Book Synopsis Cretaceous Oceanic Red Beds by : Xiumian Hu
Download or read book Cretaceous Oceanic Red Beds written by Xiumian Hu and published by SEPM Soc for Sed Geology. This book was released on 2009 with total page 266 pages. Available in PDF, EPUB and Kindle. Book excerpt:
Book Synopsis Stalin's Library by : Geoffrey Roberts
Download or read book Stalin's Library written by Geoffrey Roberts and published by Yale University Press. This book was released on 2022-02-08 with total page 277 pages. Available in PDF, EPUB and Kindle. Book excerpt: A compelling intellectual biography of Stalin told through his personal library In this engaging life of the twentieth century’s most self-consciously learned dictator, Geoffrey Roberts explores the books Stalin read, how he read them, and what they taught him. Stalin firmly believed in the transformative potential of words and his voracious appetite for reading guided him throughout his years. A biography as well as an intellectual portrait, this book explores all aspects of Stalin’s tumultuous life and politics. Stalin, an avid reader from an early age, amassed a surprisingly diverse personal collection of thousands of books, many of which he marked and annotated revealing his intimate thoughts, feelings, and beliefs. Based on his wide-ranging research in Russian archives, Roberts tells the story of the creation, fragmentation, and resurrection of Stalin’s personal library. As a true believer in communist ideology, Stalin was a fanatical idealist who hated his enemies—the bourgeoisie, kulaks, capitalists, imperialists, reactionaries, counter-revolutionaries, traitors—but detested their ideas even more.

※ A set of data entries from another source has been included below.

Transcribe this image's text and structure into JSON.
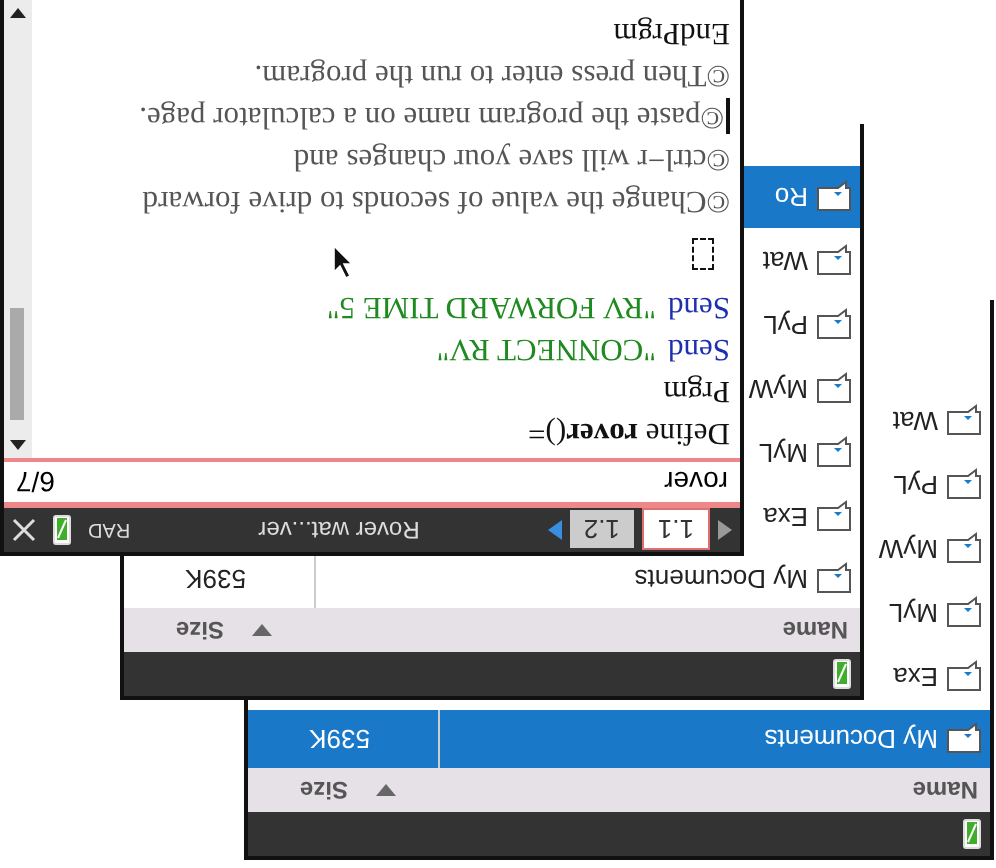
{
  "windows": [
    {
      "kind": "browser",
      "columns": [
        "Name",
        "Size"
      ],
      "rows": [
        {
          "name": "My Documents",
          "size": "539K",
          "selected": true
        },
        {
          "name": "Exa",
          "selected": false
        },
        {
          "name": "MyL",
          "selected": false
        },
        {
          "name": "MyW",
          "selected": false
        },
        {
          "name": "PyL",
          "selected": false
        },
        {
          "name": "Wat",
          "selected": false
        }
      ]
    },
    {
      "kind": "browser",
      "columns": [
        "Name",
        "Size"
      ],
      "rows": [
        {
          "name": "My Documents",
          "size": "539K",
          "selected": false
        },
        {
          "name": "Exa",
          "selected": false
        },
        {
          "name": "MyL",
          "selected": false
        },
        {
          "name": "MyW",
          "selected": false
        },
        {
          "name": "PyL",
          "selected": false
        },
        {
          "name": "Wat",
          "selected": false
        },
        {
          "name": "Ro",
          "selected": true
        }
      ]
    },
    {
      "kind": "editor",
      "tabs": [
        {
          "label": "1.1",
          "selected": true
        },
        {
          "label": "1.2",
          "selected": false
        }
      ],
      "title": "Rover wat...ver",
      "mode": "RAD",
      "program_name": "rover",
      "page": "6/7",
      "lines": [
        {
          "kind": "code",
          "text": "Define **rover**()=",
          "cursor": false
        },
        {
          "kind": "code",
          "text": "Prgm",
          "cursor": false
        },
        {
          "kind": "send",
          "keyword": "Send",
          "text": "\"CONNECT RV\"",
          "cursor": false
        },
        {
          "kind": "send",
          "keyword": "Send",
          "text": "\"RV FORWARD TIME 5\"",
          "cursor": false
        },
        {
          "kind": "placeholder",
          "cursor": false
        },
        {
          "kind": "comment",
          "text": "©Change the value of seconds to drive forward",
          "cursor": false
        },
        {
          "kind": "comment",
          "text": "©ctrl−r will save your changes and",
          "cursor": false
        },
        {
          "kind": "comment",
          "text": "©paste the program name on a calculator page.",
          "cursor": true
        },
        {
          "kind": "comment",
          "text": "©Then press enter to run the program.",
          "cursor": false
        },
        {
          "kind": "code",
          "text": "EndPrgm",
          "cursor": false
        }
      ]
    }
  ]
}
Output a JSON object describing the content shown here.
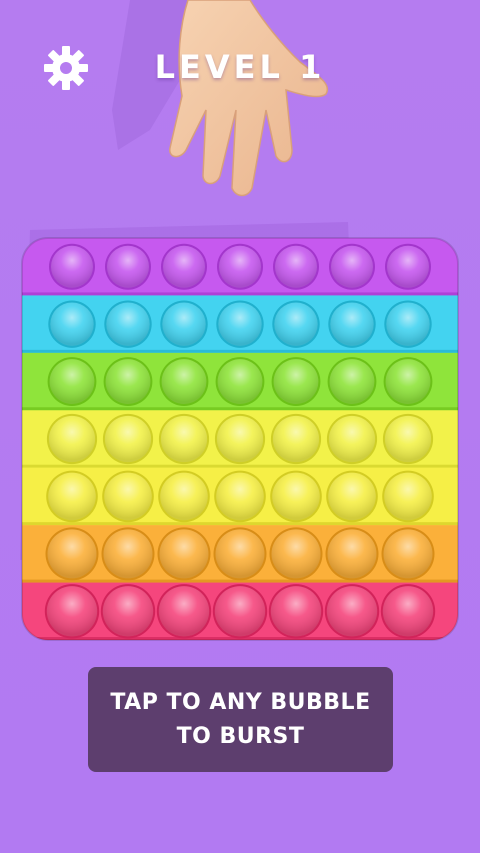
{
  "hud": {
    "level_label": "LEVEL 1",
    "settings_icon": "gear-icon"
  },
  "popit_board": {
    "rows": 7,
    "columns": 7,
    "row_colors": [
      "#c659ef",
      "#43d3f0",
      "#8fe43b",
      "#f2f24a",
      "#f6ef46",
      "#fbb03a",
      "#f5467d"
    ]
  },
  "hint": {
    "line1": "TAP TO ANY BUBBLE",
    "line2": "TO BURST"
  }
}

Book Synopsis When the Soviet Union Entered World Politics by : Jon Jacobson
Download or read book When the Soviet Union Entered World Politics written by Jon Jacobson and published by Univ of California Press. This book was released on 1994-11-07 with total page 403 pages. Available in PDF, EPUB and Kindle. Book excerpt: The dissolution of the Soviet Union has aroused much interest in the USSR's role in world politics during its 74-year history and in how the international relations of the twentieth century were shaped by the Soviet Union. Jon Jacobson examines Soviet foreign relations during the period from the end of the Civil War to the beginning of the first Five-Year Plan, focusing on the problems confronting the Bolsheviks as they sought to promote national security and economic development. He demonstrates the central importance of foreign relations to the political imagination of Soviet leaders, both in their plans for industrialization and in the struggle for supremacy among Lenin's successors. Jacobson adopts a post-Cold War interpretative stance, incorporating glasnost and perestroika-era revelations. He also considers Soviet relations with both Europe and Asia from a global perspective, integrating the two modes of early Soviet foreign relations—revolution and diplomacy—into a coherent discussion. Most significantly, he synthesizes the wealth of information that became available to scholars since the 1960s. The result is a stimulating work of international history that interfaces with the sophisticated existing body of scholarship on early Soviet history.